27. A prophylactic and / or therapeutic drug for immediate late and / or very late allergic responses, characterized in that it comprises an effective amount of at least one member selected from the group consisting of a compound having the following formula (I): wherein R1 to R6 have all the same meanings as defined in claim 15, and a pharmaceutically acceptable salt or solvate thereof.

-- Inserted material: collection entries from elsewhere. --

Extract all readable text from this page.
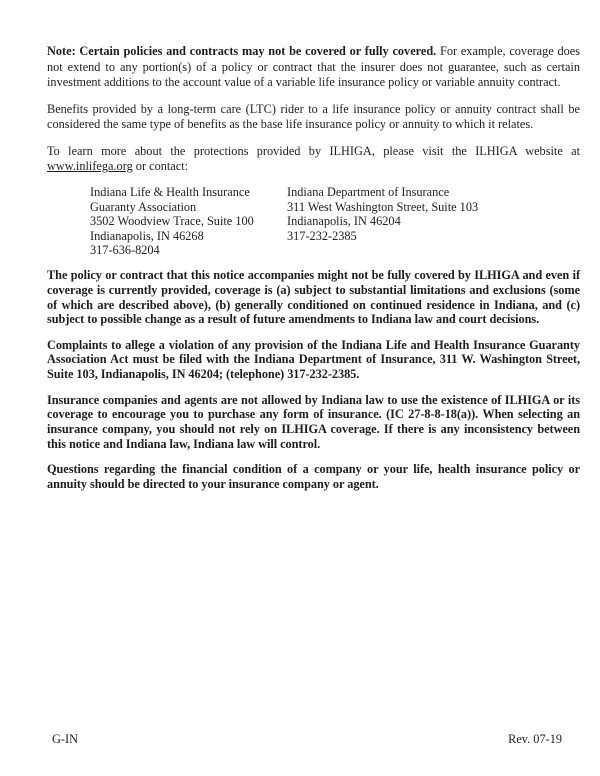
Note: Certain policies and contracts may not be covered or fully covered. For example, coverage does not extend to any portion(s) of a policy or contract that the insurer does not guarantee, such as certain investment additions to the account value of a variable life insurance policy or variable annuity contract.

Benefits provided by a long-term care (LTC) rider to a life insurance policy or annuity contract shall be considered the same type of benefits as the base life insurance policy or annuity to which it relates.

To learn more about the protections provided by ILHIGA, please visit the ILHIGA website at www.inlifega.org or contact:

Indiana Life & Health Insurance
Guaranty Association
3502 Woodview Trace, Suite 100
Indianapolis, IN 46268
317-636-8204
Indiana Department of Insurance
311 West Washington Street, Suite 103
Indianapolis, IN 46204
317-232-2385

The policy or contract that this notice accompanies might not be fully covered by ILHIGA and even if coverage is currently provided, coverage is (a) subject to substantial limitations and exclusions (some of which are described above), (b) generally conditioned on continued residence in Indiana, and (c) subject to possible change as a result of future amendments to Indiana law and court decisions.

Complaints to allege a violation of any provision of the Indiana Life and Health Insurance Guaranty Association Act must be filed with the Indiana Department of Insurance, 311 W. Washington Street, Suite 103, Indianapolis, IN 46204; (telephone) 317-232-2385.

Insurance companies and agents are not allowed by Indiana law to use the existence of ILHIGA or its coverage to encourage you to purchase any form of insurance. (IC 27-8-8-18(a)). When selecting an insurance company, you should not rely on ILHIGA coverage. If there is any inconsistency between this notice and Indiana law, Indiana law will control.

Questions regarding the financial condition of a company or your life, health insurance policy or annuity should be directed to your insurance company or agent.

G-IN	Rev. 07-19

28. A prophylactic and / or therapeutic drug for allergic gastroenteritis (allergic inflammation in the digestive tract), characterized in that it comprises an effective amount of at least one member selected from the group consisting of a compound having the following formula (I): wherein R1 to R6 have all the same meanings as defined in claim 15, and a pharmaceutically acceptable salt or solvate thereof. SUMMARY OF THE INVENTION The anti-inflammatory agents, antiallergic agents, drugs particularly prophylactically and / or therapeutically effective for allergic conditions type I and / or IV, and additional pharmaceuticals for treating prophylactic and / or therapeutically bronchial asthma, atopic diseases, are described. etc. The drugs of the invention comprise a prophylactic and / or therapeutically effective amount of a metalloproteinase inhibitor, which is active in the prophylaxis and / or allergy therapy, especially allergy type I and / or IV, etc. The drugs are active in the prophylactic and / or therapeutic treatment of inflammation, rhinitis, conjunctivitis, bronchial asthma, atopic diseases (including dermatitis, enteritis, etc.), or allergic gastroenterocolitis (allergic inflammation in the digestive tract) ). The application of such drugs leads to (A) cell reduction (such as lymphocytes, neutrophils, mast cells, eosinophils, basophils, macrophages and monocytes) in a disease site, and / or (B) the relief of inflammatory symptoms caused by migration, infiltration or accumulation of cells (such as lymphocytes, neutrophils, mast cells, eosinophils, basophils, macrophages and monocytes) for (or in) the diseased site, (C) the inhibition of pathophysiological functions in cells (such as lymphocytes, neutrophils, mast cells, eosinophils, basophils, macrophages, monocytes, Langerhans cells and dendritic cells) and / or (D) the reduction of the blood level or the inhibition of the production of antibodies, especially IgE. Accordingly, the drugs are useful in the prophylaxis and / or therapy of illnesses, disorders or disease conditions at the site.